Samsung has launched silicon photonics foundry services and begun pilot production as it pushes into the rapidly growing AI optical interconnect market, with plans to mass-produce optical communication modules in the second half of 2026 and eventually offer full co-packaged optics (CPO) foundry services by 2029. The company is investing heavily in photonic integrated circuit (PIC) manufacturing, advanced bonding technologies, and integrated solutions combining memory, foundry, packaging, and silicon photonics to compete with TSMC.

However, industry observers say Samsung still trails significantly behind TSMC, which has already integrated electronic and photonic chips through its COUPE optical engine platform and is preparing mass production of advanced 200Gbps silicon photonics technology in 2026. Samsung also faces competition from established players such as Intel, STMicroelectronics, and GlobalFoundries in the PIC and optical module market.

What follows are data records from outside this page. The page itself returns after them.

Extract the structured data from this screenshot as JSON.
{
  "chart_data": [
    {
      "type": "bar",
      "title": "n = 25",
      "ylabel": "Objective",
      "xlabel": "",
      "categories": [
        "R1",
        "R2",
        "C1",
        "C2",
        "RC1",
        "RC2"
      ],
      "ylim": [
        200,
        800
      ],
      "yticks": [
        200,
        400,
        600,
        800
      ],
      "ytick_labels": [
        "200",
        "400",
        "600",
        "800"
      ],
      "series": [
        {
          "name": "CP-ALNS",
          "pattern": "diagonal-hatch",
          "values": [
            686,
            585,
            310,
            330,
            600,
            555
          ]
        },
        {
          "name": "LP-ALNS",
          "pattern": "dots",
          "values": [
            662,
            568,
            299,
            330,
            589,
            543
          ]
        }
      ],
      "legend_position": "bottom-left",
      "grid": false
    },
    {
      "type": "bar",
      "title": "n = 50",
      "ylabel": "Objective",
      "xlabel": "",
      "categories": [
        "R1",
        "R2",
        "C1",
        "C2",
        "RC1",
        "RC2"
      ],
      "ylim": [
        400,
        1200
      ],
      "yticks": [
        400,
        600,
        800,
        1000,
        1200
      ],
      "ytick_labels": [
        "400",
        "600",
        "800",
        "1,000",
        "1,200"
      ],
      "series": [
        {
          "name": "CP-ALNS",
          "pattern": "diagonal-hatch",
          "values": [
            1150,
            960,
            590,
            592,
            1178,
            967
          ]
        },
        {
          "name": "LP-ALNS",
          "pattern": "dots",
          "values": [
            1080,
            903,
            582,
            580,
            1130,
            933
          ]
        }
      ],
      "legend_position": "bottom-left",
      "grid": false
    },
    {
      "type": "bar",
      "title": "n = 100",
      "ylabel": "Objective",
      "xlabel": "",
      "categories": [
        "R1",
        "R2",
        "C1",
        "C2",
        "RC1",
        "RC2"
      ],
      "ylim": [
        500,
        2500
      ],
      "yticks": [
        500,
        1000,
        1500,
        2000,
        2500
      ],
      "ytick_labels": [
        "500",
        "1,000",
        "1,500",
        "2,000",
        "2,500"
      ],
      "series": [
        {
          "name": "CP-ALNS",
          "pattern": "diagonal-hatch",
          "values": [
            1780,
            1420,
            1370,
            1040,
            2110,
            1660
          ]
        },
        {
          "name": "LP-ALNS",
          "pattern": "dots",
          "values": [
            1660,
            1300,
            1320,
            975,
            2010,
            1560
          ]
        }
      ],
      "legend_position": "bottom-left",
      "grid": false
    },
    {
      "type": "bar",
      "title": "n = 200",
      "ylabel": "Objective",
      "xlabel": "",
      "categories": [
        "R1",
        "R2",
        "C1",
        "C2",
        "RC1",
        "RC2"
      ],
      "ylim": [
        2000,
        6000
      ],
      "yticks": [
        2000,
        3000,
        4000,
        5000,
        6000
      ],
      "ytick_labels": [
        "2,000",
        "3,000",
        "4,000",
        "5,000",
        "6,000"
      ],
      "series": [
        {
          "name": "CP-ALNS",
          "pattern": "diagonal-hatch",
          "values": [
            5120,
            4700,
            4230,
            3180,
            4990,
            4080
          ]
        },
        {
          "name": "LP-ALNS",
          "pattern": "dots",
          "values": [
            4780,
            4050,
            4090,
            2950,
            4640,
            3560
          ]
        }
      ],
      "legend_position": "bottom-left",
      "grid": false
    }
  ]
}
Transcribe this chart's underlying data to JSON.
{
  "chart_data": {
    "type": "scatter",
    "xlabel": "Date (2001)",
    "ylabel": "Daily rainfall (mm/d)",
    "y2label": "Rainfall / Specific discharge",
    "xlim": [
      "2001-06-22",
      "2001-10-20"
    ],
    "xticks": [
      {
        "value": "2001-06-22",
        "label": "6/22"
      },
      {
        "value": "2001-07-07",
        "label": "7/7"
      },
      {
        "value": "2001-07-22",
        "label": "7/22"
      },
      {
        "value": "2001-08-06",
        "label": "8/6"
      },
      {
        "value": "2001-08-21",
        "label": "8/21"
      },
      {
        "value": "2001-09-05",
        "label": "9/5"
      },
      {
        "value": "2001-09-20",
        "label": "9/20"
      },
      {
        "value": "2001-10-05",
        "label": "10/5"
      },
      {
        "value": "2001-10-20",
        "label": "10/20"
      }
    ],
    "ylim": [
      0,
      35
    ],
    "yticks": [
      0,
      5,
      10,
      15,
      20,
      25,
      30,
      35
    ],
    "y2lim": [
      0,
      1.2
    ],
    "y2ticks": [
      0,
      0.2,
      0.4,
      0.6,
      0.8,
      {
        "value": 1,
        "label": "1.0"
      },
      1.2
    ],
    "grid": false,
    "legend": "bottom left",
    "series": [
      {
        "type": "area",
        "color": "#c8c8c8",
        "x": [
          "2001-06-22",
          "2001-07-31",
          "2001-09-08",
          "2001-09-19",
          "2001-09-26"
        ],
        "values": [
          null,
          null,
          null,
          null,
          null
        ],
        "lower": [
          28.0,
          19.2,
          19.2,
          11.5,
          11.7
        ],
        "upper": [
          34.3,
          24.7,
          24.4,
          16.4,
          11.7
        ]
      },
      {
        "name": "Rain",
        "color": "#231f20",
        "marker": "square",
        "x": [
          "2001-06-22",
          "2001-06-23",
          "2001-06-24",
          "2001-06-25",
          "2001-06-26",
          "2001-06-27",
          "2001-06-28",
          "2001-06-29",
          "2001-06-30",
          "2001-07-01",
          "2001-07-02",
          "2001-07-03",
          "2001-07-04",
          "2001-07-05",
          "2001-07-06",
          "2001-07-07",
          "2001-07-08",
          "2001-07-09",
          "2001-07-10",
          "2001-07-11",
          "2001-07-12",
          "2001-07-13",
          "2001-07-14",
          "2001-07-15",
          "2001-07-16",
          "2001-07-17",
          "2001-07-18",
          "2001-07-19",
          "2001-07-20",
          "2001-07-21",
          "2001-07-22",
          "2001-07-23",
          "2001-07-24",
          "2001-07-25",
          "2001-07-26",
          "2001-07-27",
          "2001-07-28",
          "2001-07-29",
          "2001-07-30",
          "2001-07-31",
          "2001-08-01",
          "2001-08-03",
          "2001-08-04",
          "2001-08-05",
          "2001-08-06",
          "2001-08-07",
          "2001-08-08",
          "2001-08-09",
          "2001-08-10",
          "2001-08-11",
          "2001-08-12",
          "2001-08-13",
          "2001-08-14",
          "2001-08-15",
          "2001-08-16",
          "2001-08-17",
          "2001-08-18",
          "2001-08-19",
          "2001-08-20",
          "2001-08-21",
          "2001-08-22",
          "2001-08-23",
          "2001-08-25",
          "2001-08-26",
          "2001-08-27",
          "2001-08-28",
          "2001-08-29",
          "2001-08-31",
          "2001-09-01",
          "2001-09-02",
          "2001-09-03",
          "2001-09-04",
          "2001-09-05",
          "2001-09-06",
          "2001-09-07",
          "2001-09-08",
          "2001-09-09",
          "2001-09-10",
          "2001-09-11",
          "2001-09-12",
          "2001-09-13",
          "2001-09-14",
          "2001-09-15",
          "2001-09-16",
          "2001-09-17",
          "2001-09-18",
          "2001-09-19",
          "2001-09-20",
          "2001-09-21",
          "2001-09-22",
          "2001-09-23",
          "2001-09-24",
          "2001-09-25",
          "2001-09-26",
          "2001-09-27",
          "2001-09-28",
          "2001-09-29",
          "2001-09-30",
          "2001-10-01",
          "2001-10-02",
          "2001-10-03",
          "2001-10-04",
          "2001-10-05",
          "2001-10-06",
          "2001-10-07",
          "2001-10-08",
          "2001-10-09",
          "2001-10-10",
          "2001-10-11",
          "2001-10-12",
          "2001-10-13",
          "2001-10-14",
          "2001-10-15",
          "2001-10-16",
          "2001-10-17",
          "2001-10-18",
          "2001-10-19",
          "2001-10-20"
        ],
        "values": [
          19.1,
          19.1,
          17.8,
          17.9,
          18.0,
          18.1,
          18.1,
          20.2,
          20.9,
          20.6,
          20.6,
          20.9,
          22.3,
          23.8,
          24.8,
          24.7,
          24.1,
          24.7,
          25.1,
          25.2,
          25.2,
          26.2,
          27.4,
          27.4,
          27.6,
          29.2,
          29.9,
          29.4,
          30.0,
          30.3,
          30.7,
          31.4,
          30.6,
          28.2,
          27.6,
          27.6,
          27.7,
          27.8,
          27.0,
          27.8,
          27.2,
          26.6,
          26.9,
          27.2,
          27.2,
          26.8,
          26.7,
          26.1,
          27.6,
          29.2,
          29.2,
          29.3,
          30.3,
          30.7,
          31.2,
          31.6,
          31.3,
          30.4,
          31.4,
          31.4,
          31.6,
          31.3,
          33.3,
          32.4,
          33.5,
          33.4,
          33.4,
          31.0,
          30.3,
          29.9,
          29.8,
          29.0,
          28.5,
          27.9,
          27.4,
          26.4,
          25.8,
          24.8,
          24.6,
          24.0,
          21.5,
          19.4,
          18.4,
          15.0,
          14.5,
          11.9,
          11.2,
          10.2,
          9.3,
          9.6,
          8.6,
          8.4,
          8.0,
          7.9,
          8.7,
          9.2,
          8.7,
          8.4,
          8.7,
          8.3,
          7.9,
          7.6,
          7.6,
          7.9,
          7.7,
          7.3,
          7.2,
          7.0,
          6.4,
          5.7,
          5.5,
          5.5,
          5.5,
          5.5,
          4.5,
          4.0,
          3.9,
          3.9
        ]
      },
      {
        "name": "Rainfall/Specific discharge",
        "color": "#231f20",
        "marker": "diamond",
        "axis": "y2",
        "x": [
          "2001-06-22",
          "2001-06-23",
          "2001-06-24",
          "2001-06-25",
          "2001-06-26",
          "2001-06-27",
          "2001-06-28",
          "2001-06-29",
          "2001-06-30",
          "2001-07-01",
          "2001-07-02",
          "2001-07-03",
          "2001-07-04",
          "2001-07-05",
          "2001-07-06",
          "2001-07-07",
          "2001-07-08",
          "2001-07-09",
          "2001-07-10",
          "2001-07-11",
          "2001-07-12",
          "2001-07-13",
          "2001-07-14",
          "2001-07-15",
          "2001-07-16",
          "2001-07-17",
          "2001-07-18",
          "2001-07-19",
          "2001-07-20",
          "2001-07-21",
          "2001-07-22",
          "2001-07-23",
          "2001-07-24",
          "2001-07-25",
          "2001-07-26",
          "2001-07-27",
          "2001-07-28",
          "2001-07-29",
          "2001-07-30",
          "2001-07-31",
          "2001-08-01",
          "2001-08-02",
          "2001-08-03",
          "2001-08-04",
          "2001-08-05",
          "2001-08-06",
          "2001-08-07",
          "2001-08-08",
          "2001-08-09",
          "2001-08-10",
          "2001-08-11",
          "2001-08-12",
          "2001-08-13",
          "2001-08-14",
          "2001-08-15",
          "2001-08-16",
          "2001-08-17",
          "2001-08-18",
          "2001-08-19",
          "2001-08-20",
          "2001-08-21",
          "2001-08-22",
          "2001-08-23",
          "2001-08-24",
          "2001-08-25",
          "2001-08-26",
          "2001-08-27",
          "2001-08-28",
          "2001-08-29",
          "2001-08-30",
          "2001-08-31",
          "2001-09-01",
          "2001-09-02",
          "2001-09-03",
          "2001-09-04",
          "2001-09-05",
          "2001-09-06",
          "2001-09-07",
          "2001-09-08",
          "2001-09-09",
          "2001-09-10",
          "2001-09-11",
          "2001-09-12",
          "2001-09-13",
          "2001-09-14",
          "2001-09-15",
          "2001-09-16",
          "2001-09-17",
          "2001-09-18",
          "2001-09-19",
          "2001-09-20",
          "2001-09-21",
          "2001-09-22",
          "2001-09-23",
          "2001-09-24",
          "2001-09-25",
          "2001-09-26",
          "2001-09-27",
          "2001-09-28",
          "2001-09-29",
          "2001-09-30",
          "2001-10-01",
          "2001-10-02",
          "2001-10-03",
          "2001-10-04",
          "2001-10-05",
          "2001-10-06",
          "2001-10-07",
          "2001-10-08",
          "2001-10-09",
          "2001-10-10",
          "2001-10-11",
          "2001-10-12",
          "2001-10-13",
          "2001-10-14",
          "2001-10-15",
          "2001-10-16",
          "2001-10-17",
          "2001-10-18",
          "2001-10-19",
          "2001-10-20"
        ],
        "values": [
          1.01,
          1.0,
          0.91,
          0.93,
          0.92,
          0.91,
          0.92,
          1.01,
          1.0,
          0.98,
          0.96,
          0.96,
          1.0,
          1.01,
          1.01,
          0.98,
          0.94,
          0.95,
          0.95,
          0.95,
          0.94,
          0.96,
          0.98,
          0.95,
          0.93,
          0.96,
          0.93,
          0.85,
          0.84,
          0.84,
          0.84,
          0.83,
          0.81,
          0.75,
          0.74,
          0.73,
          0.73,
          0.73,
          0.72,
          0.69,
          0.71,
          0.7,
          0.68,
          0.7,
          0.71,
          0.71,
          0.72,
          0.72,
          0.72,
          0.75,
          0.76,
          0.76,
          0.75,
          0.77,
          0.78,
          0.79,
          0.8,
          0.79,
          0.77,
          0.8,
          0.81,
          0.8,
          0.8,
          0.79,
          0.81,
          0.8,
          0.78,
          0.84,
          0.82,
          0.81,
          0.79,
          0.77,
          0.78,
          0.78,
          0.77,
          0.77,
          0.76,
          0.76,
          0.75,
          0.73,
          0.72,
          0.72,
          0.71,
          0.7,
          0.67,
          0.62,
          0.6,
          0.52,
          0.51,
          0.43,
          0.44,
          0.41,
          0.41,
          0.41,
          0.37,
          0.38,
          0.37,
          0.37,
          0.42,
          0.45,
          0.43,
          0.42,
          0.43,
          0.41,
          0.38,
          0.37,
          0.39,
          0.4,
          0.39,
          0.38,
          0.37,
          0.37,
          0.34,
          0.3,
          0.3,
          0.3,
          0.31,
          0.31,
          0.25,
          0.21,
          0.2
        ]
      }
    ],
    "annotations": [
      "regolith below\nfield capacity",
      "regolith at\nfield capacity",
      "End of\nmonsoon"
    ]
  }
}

Analysts suggest Samsung's current strategy may increasingly focus on supporting its own internal AI and logic chip ecosystem rather than directly challenging TSMC's broader foundry leadership, while South Korea as a whole still lags Taiwan in optical packaging infrastructure and manufacturing ecosystem depth despite expectations that optical processors could become a multibillion-dollar market after 2027.

Samsung's quiet Taiwan play: Pairing memory with foundry to chip away at TSMC

Lee Jae-yong reportedly visited Taiwan in May to meet with Rick Tsai as Samsung intensifies efforts to expand its foundry business and reduce customer dependence on TSMC in the AI era. According to supply chain sources, Samsung is attempting to leverage its strength in high-bandwidth memory (HBM) and DRAM by bundling memory supply with foundry services, a strategy already used to secure business from Tesla and regain some orders from AMD. Samsung is also reportedly willing to offer aggressive pricing models, including charging customers only for functional chips, to attract companies such as MediaTek.

Industry observers say the company is under growing pressure to strengthen its position across memory, foundry, advanced packaging, and AI server supply chains as Taiwan's ecosystem becomes increasingly dominant. While Samsung has made some commercial gains and is pursuing new AI and edge computing opportunities, analysts caution that displacing TSMC remains extremely difficult due to Samsung's lower yields, weaker manufacturing stability, and smaller advanced packaging scale, meaning any shift in major AI chip production is likely to happen gradually rather than quickly.